El gueto interior, palabras puestas al silencio
Mi memoria desgastada y enriquecida por la imaginación quizá me traicione.
Hace diez días empecé a leer la novela El gueto interior, del franco-argentino Santiago H. Amigorena ((Random House). Ignoraba que esa historia conmovedora, basada en hechos reales, se parecía un poco a la de mi familia; menos aún suponía que, en 1968, había sido “vecino” de aquella saga ajena.
Santiago Amigorena (Buenos Aires, 1962), exiliado con sus padres en Francia desde la adolescencia, ha escrito sus obras en francés, pero se considera argentino. El gueto interior fue traducido al español por su primo, el escritor Martín Caparrós, que agregó dos páginas sobre su trabajo, quizá las más emocionantes de su notable producción.

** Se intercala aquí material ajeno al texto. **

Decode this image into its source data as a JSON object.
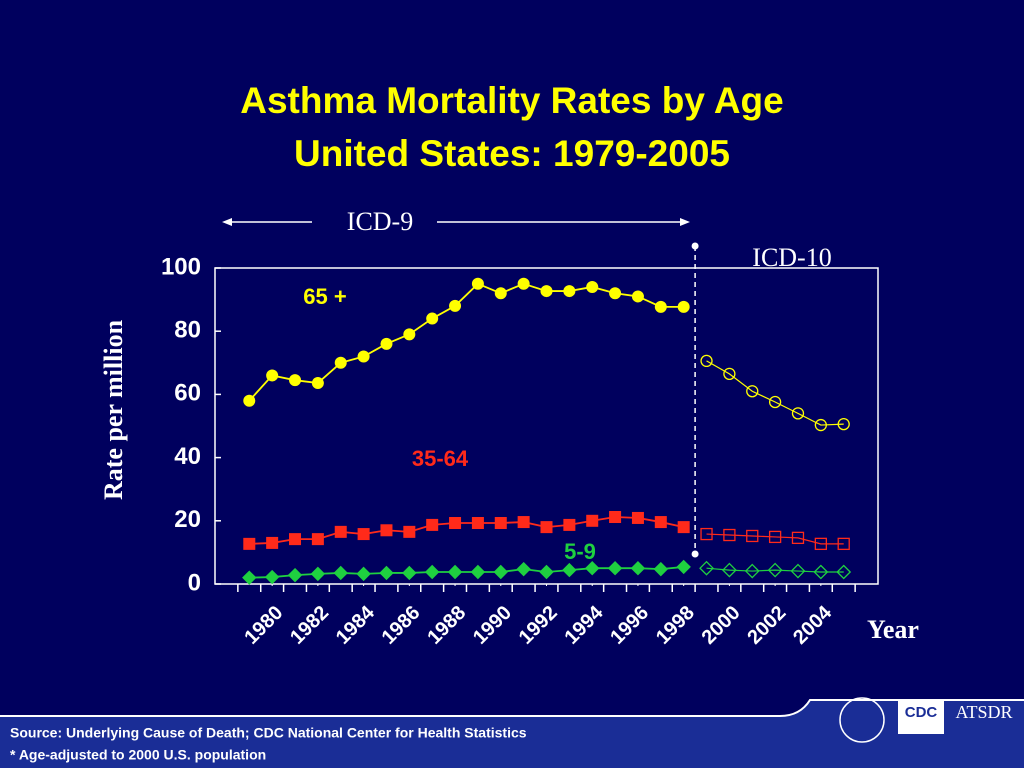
{
  "chart_data": {
    "type": "line",
    "title": [
      "Asthma Mortality Rates by Age",
      "United States: 1979-2005"
    ],
    "ylabel": "Rate per million",
    "xlabel": "Year",
    "periods": [
      {
        "label": "ICD-9",
        "marker": "filled",
        "x": [
          1979,
          1980,
          1981,
          1982,
          1983,
          1984,
          1985,
          1986,
          1987,
          1988,
          1989,
          1990,
          1991,
          1992,
          1993,
          1994,
          1995,
          1996,
          1997,
          1998
        ]
      },
      {
        "label": "ICD-10",
        "marker": "open",
        "x": [
          1999,
          2000,
          2001,
          2002,
          2003,
          2004,
          2005
        ]
      }
    ],
    "series": [
      {
        "name": "65 +",
        "color": "#ffff00",
        "shape": "circle",
        "values": [
          [
            58,
            66,
            64.5,
            63.6,
            70,
            72,
            76,
            79,
            84,
            88,
            95,
            92,
            95,
            92.7,
            92.7,
            94,
            92,
            91,
            87.7,
            87.7
          ],
          [
            70.6,
            66.5,
            61,
            57.6,
            54,
            50.3,
            50.6
          ]
        ]
      },
      {
        "name": "35-64",
        "color": "#ff2a1a",
        "shape": "square",
        "values": [
          [
            12.7,
            13,
            14.2,
            14.2,
            16.5,
            15.8,
            17,
            16.5,
            18.7,
            19.3,
            19.3,
            19.3,
            19.6,
            18,
            18.7,
            20,
            21.2,
            20.9,
            19.6,
            18
          ],
          [
            15.8,
            15.5,
            15.2,
            14.9,
            14.6,
            12.7,
            12.7
          ]
        ]
      },
      {
        "name": "5-9",
        "color": "#1fd040",
        "shape": "diamond",
        "values": [
          [
            2,
            2.2,
            2.8,
            3.2,
            3.5,
            3.2,
            3.5,
            3.5,
            3.8,
            3.8,
            3.8,
            3.8,
            4.7,
            3.8,
            4.4,
            5,
            5,
            5,
            4.7,
            5.4
          ],
          [
            5,
            4.4,
            4.1,
            4.4,
            4.1,
            3.8,
            3.8
          ]
        ]
      }
    ],
    "xlim": [
      1977.5,
      2006.5
    ],
    "xticks": [
      1980,
      1982,
      1984,
      1986,
      1988,
      1990,
      1992,
      1994,
      1996,
      1998,
      2000,
      2002,
      2004
    ],
    "ylim": [
      0,
      100
    ],
    "yticks": [
      0,
      20,
      40,
      60,
      80,
      100
    ]
  },
  "footer": {
    "source": "Source: Underlying Cause of Death; CDC National Center for Health Statistics",
    "note": "* Age-adjusted to 2000 U.S. population",
    "logos": [
      "CDC",
      "ATSDR"
    ]
  }
}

En la década de 1960, ingresé en Claudia, la revista femenina más importante de su época en la Argentina. Una de las redactoras era la gran poeta Olga Orozco, que acababa de presentar su primer libro en prosa, La oscuridad es otro sol. Me asignaron uno de dos escritorios enfrentados; en el otro, se sentaba una muchacha hermosa. Ambos estábamos en nuestros roaring twenties. Ella era algo menor que yo. En pocos días, me di cuenta de que Viqui Rosenberg tenía una experiencia laboral y de vida muy superior a la mía. Compartíamos el mismo teléfono de línea. Era imposible que no oyéramos lo que el otro decía cuando hablábamos por ese medio. No sabía que, delante de mí, estaba la tía de los futuros escritores Martín Caparrós y Santiago Amigorena (por entonces Martín, el mayor, no había cumplido doce años). El tercer sobrino famoso de Viqui, el actor Mike Amigorena, aún no había nacido.
"No podía disfrutar de su bienestar porque su madre padecía hambre, frío y degradación en Varsovia. Esa culpa lo hundió en un silencio cada vez más profundo"
Viqui era una de las tres hijas de Vicente Rosenberg, el protagonista de El gueto interior, y de su esposa, Rosita. El libro cuenta la historia de ese judío polaco que emigró a Buenos Aires en 1928 para alejarse de las ataduras familiares y del antisemitismo nazi. Más tarde, insistiría mucho a su madre, Gustawa, y familiares para que se reunieran con él en la Argentina. Se negaron. Vicente jamás se perdonó por no haber insistido más. No podía disfrutar de su bienestar porque su madre padecía hambre, frío y degradación en Varsovia. Esa culpa lo hundió en un silencio cada vez más profundo. El cerco del gueto de Varsovia, en 1940, fue el infierno para Gustawa; y aisló a Vicente en un gueto interior.
El mutismo absoluto fue la respuesta del hijo a la deportación de su madre a Treblinka, donde murió. Del suicidio, a él lo salvó el nacimiento de Victoria, en 1945. Las cartas que Gustawa le había enviado a Vicente, con el tiempo, pasaron a manos de Viqui.
En 1968, yo desconocía esa historia narrada con austeridad ejemplar por Amigorena medio siglo más tarde. Pocos meses después de mi ingreso, Viqui se fue a vivir a Londres con su esposo. Antes, le hizo una muy buena entrevista al director y actor Leonardo Favio. Una tarde, sonó el teléfono común. Atendí. Era Favio, que pedía hablar con Viqui. Le pasé el tubo. Seguramente, pensé, quería agradecerle la nota. Ella respondió con cordialidad; de pronto, su voz se volvió más íntima, pero también estricta. Dijo algo parecido a esto: “Todo lo que hacés me interesa. Me gustaría tomar un café con vos, pero soy una mujer casada. Mi esposo y yo estamos muy enamorados. Estudio actuación, psicología, trabajo aquí, escribo. Tengo poco tiempo libre y todo ese tiempo lo quiero pasar con él”. Nunca supe de una mujer que dijera “no” con tanta elegancia, ternura y firmeza.
En 2009, Viqui escribió y publicó en inglés Time Secret, donde cuenta su versión de la historia familiar. Sobre ese material, el del libro Los abuelos de Martín Caparrós, y las cartas de su bisabuela, Santiago Amigorena escribió El gueto interior. Los tres pusieron palabras al silencio.
En 1944, mi padre leyó en los diarios porteños la crónica de la batalla de Filottrano, su pequeña ciudad natal, donde los italianos y polacos de la Resistencia luchaban contra los alemanes. No supo hasta la paz si su madre y sus hermanos estaban vivos. Se lamentaba, como Vicente, por no estar donde, se suponía, debía estar. La verdad no siempre es luz: “la oscuridad es otro sol”.